Operation | Result precision | Result scale ^{1} |
---|---|---|

e1 + e2 | max(s1, s2) + max(p1 - s1, p2 - s2) + 1 | max(s1, s2) |

e1 - e2 | max(s1, s2) + max(p1 - s1, p2 - s2) + 1 | max(s1, s2) |

e1 * e2 | p1 + p2 + 1 | s1 + s2 |

e1 / e2 | p1 - s1 + s2 + max(6, s1 + p2 + 1) | max(6, s1 + p2 + 1) |

e1 { UNION | EXCEPT | INTERSECT } e2 | max(s1, s2) + max(p1 - s1, p2 - s2) | max(s1, s2) |

e1 % e2 | min(p1 - s1, p2 - s2) + max(s1, s2) | max(s1, s2) |

^{1} The result precision and scale have an absolute maximum of 38. When a result precision is greater than 38, it's reduced to 38, and the corresponding scale is reduced to try to prevent truncating the integral part of a result. In some cases such as multiplication or division, scale factor isn't reduced, to maintain decimal precision, although the overflow error can be raised.

In addition and subtraction operations, we need `max(p1 - s1, p2 - s2)`

places to store the integral part of the decimal number. If there isn't enough space to store them (that is, `max(p1 - s1, p2 - s2) < min(38, precision) - scale`

), the scale is reduced to provide enough space for the integral part.
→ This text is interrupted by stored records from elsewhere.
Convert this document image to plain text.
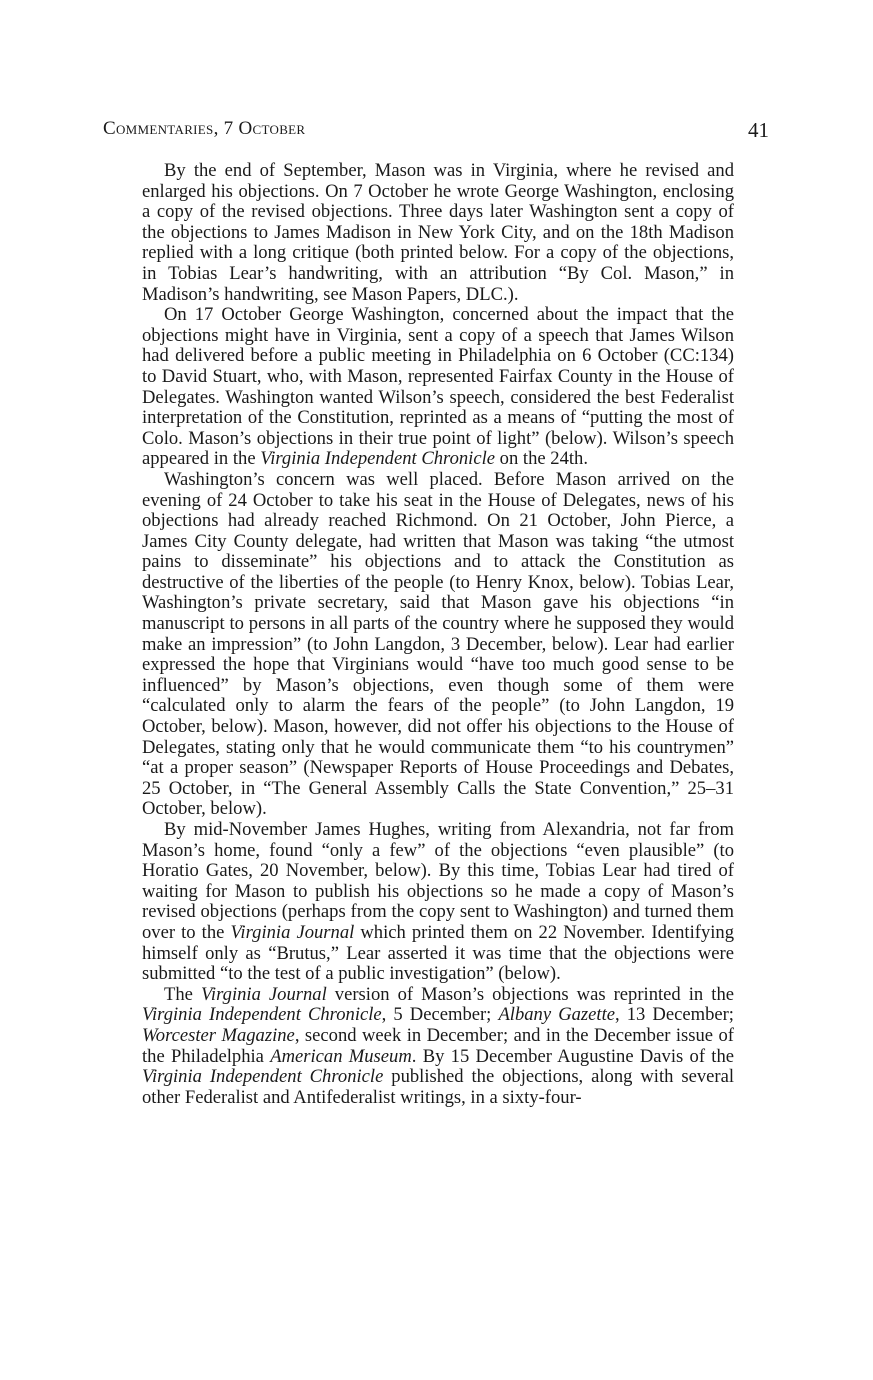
Commentaries, 7 October	41

By the end of September, Mason was in Virginia, where he revised and enlarged his objections. On 7 October he wrote George Washington, enclosing a copy of the revised objections. Three days later Washington sent a copy of the objections to James Madison in New York City, and on the 18th Madison replied with a long critique (both printed below. For a copy of the objections, in Tobias Lear’s handwriting, with an attribution “By Col. Mason,” in Madison’s handwriting, see Mason Papers, DLC.).

On 17 October George Washington, concerned about the impact that the objections might have in Virginia, sent a copy of a speech that James Wilson had delivered before a public meeting in Philadelphia on 6 October (CC:134) to David Stuart, who, with Mason, represented Fairfax County in the House of Delegates. Washington wanted Wilson’s speech, considered the best Federalist interpretation of the Constitution, reprinted as a means of “putting the most of Colo. Mason’s objections in their true point of light” (below). Wilson’s speech appeared in the Virginia Independent Chronicle on the 24th.

Washington’s concern was well placed. Before Mason arrived on the evening of 24 October to take his seat in the House of Delegates, news of his objections had already reached Richmond. On 21 October, John Pierce, a James City County delegate, had written that Mason was taking “the utmost pains to disseminate” his objections and to attack the Constitution as destructive of the liberties of the people (to Henry Knox, below). Tobias Lear, Washington’s private secretary, said that Mason gave his objections “in manuscript to persons in all parts of the country where he supposed they would make an impression” (to John Langdon, 3 December, below). Lear had earlier expressed the hope that Virginians would “have too much good sense to be influenced” by Mason’s objections, even though some of them were “calculated only to alarm the fears of the people” (to John Langdon, 19 October, below). Mason, however, did not offer his objections to the House of Delegates, stating only that he would communicate them “to his countrymen” “at a proper season” (Newspaper Reports of House Proceedings and Debates, 25 October, in “The General Assembly Calls the State Convention,” 25–31 October, below).

By mid-November James Hughes, writing from Alexandria, not far from Mason’s home, found “only a few” of the objections “even plausible” (to Horatio Gates, 20 November, below). By this time, Tobias Lear had tired of waiting for Mason to publish his objections so he made a copy of Mason’s revised objections (perhaps from the copy sent to Washington) and turned them over to the Virginia Journal which printed them on 22 November. Identifying himself only as “Brutus,” Lear asserted it was time that the objections were submitted “to the test of a public investigation” (below).

The Virginia Journal version of Mason’s objections was reprinted in the Virginia Independent Chronicle, 5 December; Albany Gazette, 13 December; Worcester Magazine, second week in December; and in the December issue of the Philadelphia American Museum. By 15 December Augustine Davis of the Virginia Independent Chronicle published the objections, along with several other Federalist and Antifederalist writings, in a sixty-four-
The resulting scale is `min(precision, 38) - max(p1 - s1, p2 - s2)`

, so the fractional part might be rounded to fit into the resulting scale.

In multiplication and division operations, we need `precision - scale`

places to store the integral part of the result. The scale might be reduced using the following rules:

- The resulting scale is reduced to
`min(scale, 38 - (precision-scale))`

if the integral part is less than 32, because it can't be greater than`38 - (precision-scale)`

. The result might be rounded in this case. - The scale isn't changed if it's less than 6 and if the integral part is greater than 32. In this case, an overflow error might be raised if it can't fit into
**decimal(38,**.*scale*) - The scale is set to 6 if it's greater than 6 and if the integral part is greater than 32. In this case, both the integral part and scale would be reduced and resulting type is
**decimal(38, 6)**. The result might be rounded to 7 decimal places, or the overflow error is thrown if the integral part can't fit into 32 digits.

## Examples

The following expression returns result `0.00000090000000000`

without rounding, because the result can fit into **decimal(38, 17)**:

```
SELECT CAST(0.0000009000 AS DECIMAL(30, 20)) * CAST(1.0000000000 AS DECIMAL(30, 20)) [decimal(38, 17)];
```

In this case precision is `61`

, and scale is `40`

.

The integral part `(precision-scale = 21)`

is less than 32, so this case is the first case in the multiplication rules, and scale is calculated as `min(scale, 38 - (precision-scale)) = min(40, 38 - (61-40)) = 17`

. Result type is **decimal(38, 17)**.

The following expression returns result `0.000001`

to fit into **decimal(38, 6)**:

```
SELECT CAST(0.0000009000 AS DECIMAL(30, 10)) * CAST(1.0000000000 AS DECIMAL(30, 10)) [decimal(38, 6)];
```

In this case precision is `61`

, and scale is `20`

.

Scale is greater than 6 and the integral part (`precision-scale = 41`

) is greater than 32. This case is the third case in the multiplication rules, and the result type is **decimal(38, 6)**.